Im Hafen von Göteborg

Annika hat mich daran erinnert, dass mir bei meinem Vorstellungsgespräch im letzten Sommer das Auswahlverfahren erklärt wurde: Ich musste dort nicht nur mit anderen Komponisten, sondern mit Bewerbern aller Studienfächer um insgesamt gerade einmal 25 Master-Plätze kämpfen. Wenn ich darüber nachdenke, dass an den anderen Hochschulen das Auswahlverfahren wohl ähnlich abgelaufen ist, bin ich gleich doppelt glücklich, dass es in Göteborg geklappt hat.

Aus aktuellem Anlass habe ich auch noch auf der Webseite der Hochschule in Göteborg herumgesucht und mir noch einmal den Studiengang und die Professoren angesehen.

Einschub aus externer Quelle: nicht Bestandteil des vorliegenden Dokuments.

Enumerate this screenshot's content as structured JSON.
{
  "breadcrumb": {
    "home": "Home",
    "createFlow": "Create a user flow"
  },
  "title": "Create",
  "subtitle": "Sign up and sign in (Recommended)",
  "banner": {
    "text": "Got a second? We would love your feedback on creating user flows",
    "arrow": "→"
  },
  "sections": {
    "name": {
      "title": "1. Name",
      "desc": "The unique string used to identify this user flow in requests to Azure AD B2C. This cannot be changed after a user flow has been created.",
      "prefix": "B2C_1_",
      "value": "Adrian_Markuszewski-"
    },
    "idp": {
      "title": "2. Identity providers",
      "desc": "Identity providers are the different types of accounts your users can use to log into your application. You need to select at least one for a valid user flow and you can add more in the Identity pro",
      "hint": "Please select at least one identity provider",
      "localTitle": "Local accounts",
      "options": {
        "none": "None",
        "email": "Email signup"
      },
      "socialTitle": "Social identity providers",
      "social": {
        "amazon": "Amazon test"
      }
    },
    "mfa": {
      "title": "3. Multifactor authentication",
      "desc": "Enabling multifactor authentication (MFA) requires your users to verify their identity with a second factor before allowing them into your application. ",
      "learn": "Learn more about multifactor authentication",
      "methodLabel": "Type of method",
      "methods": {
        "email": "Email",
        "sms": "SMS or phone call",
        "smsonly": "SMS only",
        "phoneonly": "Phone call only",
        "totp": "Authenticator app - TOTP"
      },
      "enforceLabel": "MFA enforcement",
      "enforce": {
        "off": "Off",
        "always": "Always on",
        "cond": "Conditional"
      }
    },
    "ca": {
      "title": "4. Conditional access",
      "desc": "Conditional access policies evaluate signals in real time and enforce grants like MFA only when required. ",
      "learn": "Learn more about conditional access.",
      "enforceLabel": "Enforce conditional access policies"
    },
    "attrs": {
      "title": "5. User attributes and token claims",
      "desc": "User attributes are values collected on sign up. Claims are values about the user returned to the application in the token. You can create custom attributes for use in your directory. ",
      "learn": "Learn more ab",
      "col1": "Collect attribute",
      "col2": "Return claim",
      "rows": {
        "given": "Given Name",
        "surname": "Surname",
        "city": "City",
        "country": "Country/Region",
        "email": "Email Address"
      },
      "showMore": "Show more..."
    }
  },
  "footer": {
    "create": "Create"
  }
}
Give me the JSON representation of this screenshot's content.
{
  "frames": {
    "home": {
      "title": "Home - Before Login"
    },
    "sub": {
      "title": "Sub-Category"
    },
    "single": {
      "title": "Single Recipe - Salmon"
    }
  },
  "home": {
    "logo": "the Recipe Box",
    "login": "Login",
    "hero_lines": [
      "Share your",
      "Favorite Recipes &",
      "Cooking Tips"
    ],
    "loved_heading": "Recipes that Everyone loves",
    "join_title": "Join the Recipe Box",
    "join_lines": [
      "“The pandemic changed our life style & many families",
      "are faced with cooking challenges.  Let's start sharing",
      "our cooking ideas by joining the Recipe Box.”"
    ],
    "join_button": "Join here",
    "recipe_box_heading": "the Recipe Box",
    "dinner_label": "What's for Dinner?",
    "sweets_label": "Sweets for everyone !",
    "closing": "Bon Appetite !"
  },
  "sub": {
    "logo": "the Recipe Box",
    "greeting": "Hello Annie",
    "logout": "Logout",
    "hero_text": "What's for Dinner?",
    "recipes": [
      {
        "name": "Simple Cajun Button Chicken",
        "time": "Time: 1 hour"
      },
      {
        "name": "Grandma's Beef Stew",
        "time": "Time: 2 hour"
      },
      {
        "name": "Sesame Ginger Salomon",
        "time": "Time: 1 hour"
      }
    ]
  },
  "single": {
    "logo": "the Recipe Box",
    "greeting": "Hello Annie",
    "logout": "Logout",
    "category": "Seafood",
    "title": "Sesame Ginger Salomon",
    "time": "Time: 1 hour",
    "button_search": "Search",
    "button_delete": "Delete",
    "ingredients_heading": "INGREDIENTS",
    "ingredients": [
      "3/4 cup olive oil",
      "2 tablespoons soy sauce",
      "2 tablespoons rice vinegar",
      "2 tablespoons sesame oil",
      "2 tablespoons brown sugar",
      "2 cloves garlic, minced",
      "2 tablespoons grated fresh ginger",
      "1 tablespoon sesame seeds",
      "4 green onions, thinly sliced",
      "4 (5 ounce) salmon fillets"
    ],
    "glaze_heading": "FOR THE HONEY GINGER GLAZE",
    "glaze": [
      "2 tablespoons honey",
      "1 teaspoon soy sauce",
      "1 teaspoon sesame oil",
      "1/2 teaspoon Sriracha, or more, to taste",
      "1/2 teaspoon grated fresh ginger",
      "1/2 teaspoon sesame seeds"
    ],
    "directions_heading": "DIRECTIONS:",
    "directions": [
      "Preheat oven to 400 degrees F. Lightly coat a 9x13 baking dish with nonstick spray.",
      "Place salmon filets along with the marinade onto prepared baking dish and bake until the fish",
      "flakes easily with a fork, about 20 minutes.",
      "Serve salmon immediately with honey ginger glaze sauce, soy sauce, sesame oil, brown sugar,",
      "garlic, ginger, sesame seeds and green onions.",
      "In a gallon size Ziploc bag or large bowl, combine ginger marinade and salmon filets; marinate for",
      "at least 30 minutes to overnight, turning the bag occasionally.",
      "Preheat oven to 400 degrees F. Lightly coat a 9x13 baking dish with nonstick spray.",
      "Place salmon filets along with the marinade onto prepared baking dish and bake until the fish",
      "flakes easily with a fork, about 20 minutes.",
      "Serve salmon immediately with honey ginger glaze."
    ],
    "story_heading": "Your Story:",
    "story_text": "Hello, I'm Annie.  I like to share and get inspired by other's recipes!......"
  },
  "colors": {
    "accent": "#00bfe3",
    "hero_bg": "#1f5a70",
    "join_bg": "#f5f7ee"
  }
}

Die Infos sind zwar etwas dürftig, vor allem was den genauen Studienablauf angeht, in den nächsten Tagen werde ich daher direkt Kontakt aufnehmen, um konkretere Auskünfte zu bekommen. Was ich bisher herausgefunden habe, klingt aber sehr spannend: Es gibt zwar nur wenige Kompositionstudenten an der Hochschule, diese stehen aber sehr in der öffentlichen Präsentation der Hochschule. Außerdem scheint man als Student gleich mehrere Hauptfachlehrer zu haben. Das klingt alles sehr spannend.

19-Stunden-Schreck


Gestern kam unerwartet eine E-Mail von studera.nu. Wer jemals mit einer Ausbildung an einer schwedischen Hochschule zu tun hatte, hat oder haben wird, wird dieser Seite begegnen. Hier werden alle Bewerbungen um Studiengänge, Anmeldungen zu Hochschulkursen und Seminaren sowie fristående kurser – Universitätskurse, für die man nicht „ordentlich“ immatrikuliert sein muss – erledigt und verwaltet. Hier musste ich zum Beispiel meine allgemeinen Anmeldeunterlagen wie Zeugnisse und ECTS-Nachweise hinschicken, woraufhin diese auf meine allmänt behörighet (allgemeine Studienberechtigung) geprüft wurden.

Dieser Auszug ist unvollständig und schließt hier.